OGH 12Os97/03

OGH12Os97/0323.10.2003

Der Oberste Gerichtshof hat am 23. Oktober 2003 durch den Senatspräsidenten des Obersten Gerichtshofes Dr. Schindler als Vorsitzenden und durch die Hofräte des Obersten Gerichtshofes Dr. Philipp und Dr. Schwab als weitere Richter, in Gegenwart des Richteramtsanwärters Mag. Proksch als Schriftführer, in der Strafsache gegen Hülya T***** wegen des Verbrechens des Mordes nach § 75 StGB, AZ 35 Hv 145/02x des Landesgerichtes Innsbruck, über die Grundrechtsbeschwerde der Angeklagten gegen den Beschluss des Oberlandesgerichtes Innsbruck vom 22. Juli 2003, AZ 7 Bs 257/03 (= ON 78), nach Anhörung der Generalprokuratur in nichtöffentlicher Sitzung zu Recht erkannt:

 

Spruch:

Hülya T***** wurde im Grundrecht auf persönliche Freiheit nicht verletzt.

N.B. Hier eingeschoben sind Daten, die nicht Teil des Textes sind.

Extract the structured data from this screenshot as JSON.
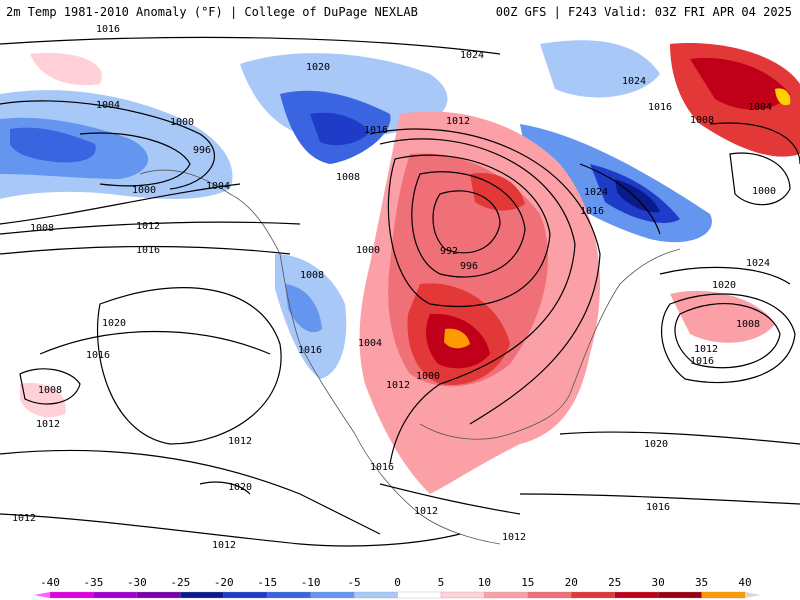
{
  "header": {
    "title_left": "2m Temp 1981-2010 Anomaly (°F) | College of DuPage NEXLAB",
    "title_right": "00Z GFS | F243 Valid: 03Z FRI APR 04 2025"
  },
  "colorbar": {
    "ticks": [
      "-40",
      "-35",
      "-30",
      "-25",
      "-20",
      "-15",
      "-10",
      "-5",
      "0",
      "5",
      "10",
      "15",
      "20",
      "25",
      "30",
      "35",
      "40"
    ],
    "colors": [
      "#e000e0",
      "#a000d0",
      "#7a00b0",
      "#0a1a8a",
      "#1e3cc8",
      "#3a64e0",
      "#6496f0",
      "#a8c8f8",
      "#ffffff",
      "#ffd0d8",
      "#fca0a8",
      "#f07078",
      "#e23838",
      "#c00018",
      "#9a0010",
      "#ff9a00",
      "#ffd000"
    ],
    "end_colors": {
      "low": "#ff60ff",
      "high": "#d8d8d8"
    }
  },
  "isobar_labels": [
    "1016",
    "1020",
    "1004",
    "1000",
    "996",
    "1000",
    "1008",
    "1012",
    "1016",
    "1004",
    "1008",
    "1016",
    "1024",
    "1012",
    "1024",
    "1016",
    "1008",
    "1004",
    "1000",
    "1024",
    "1000",
    "992",
    "996",
    "1008",
    "1000",
    "1004",
    "1016",
    "1020",
    "1016",
    "1008",
    "1012",
    "1012",
    "1020",
    "1016",
    "1012",
    "1012",
    "1016",
    "1012",
    "1012",
    "1024",
    "1020",
    "1008",
    "1012",
    "1016",
    "1020",
    "1016",
    "1012"
  ],
  "colors": {
    "contour": "#000000",
    "coast": "#555555"
  }
}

Die Beschwerde wird abgewiesen.

Text

Gründe:

Hülya T***** wurde mit - noch nicht in Rechtskraft erwachsenem - Urteil des Geschworenengerichtes beim Landesgericht Innsbruck vom 10. Juni 2003, GZ 35 Hv 145/02x-63a, des Verbrechens des Mordes nach § 75 StGB schuldig erkannt und zu einer Freiheitsstrafe von 14 Jahren verurteilt, weil sie am 6. Mai 2001 in Völs ihre knapp zwei Monate alte Tochter Gürser T***** dadurch, dass sie mit erheblicher Wucht auf das Kind trat, tötete.

Nach Urteilsverkündung verhängte der Schwurgerichtshof über die Angeklagte die Untersuchungshaft nach § 180 Abs 7 StPO. Mit dem angefochtenen Beschluss gab das Oberlandesgericht Innsbruck der dagegen erhobenen Beschwerde der Angeklagten nicht Folge. Mit der gegen diesen Beschluss erhobenen Grundrechtsbeschwerde bekämpft die Angeklagte allein die Annahme der Voraussetzungen nach § 180 Abs 7 StPO. Sie bringt dazu im Wesentlichen vor, dass eine - vom Beschwerdegericht festgestellte, aus dem gegenständlichen Wahrspruch der Geschworenen resultierende - "wesentliche Veränderung gegenüber dem vorangegangenen Verfahren" tatsächlich nicht vorliege, weil "die seit langem anwaltlich vertretene Angeklagte über das ihr angelastete Verbrechen natürlich eingehend informiert und hinsichtlich der allenfalls zu erwartenden Folgen umfänglich aufgeklärt worden ist", sodass sie ab der Angeklageerhebung grundsätzlich mit der Möglichkeit eines Schuldspruchs und einer hohen Freiheitsstrafe habe rechnen müssen. Aus dem konkreten Verhalten der Beschwerdeführerin, die eine fünfjährige herzkranke Tochter und ein Kleinkind zu betreuen habe, sei der Schluss zu ziehen, "dass sie nicht nur keine Fluchtgedanken gehegt hat, sondern dass es ihr ... überhaupt nicht möglich gewesen wäre, die Flucht zu ergreifen".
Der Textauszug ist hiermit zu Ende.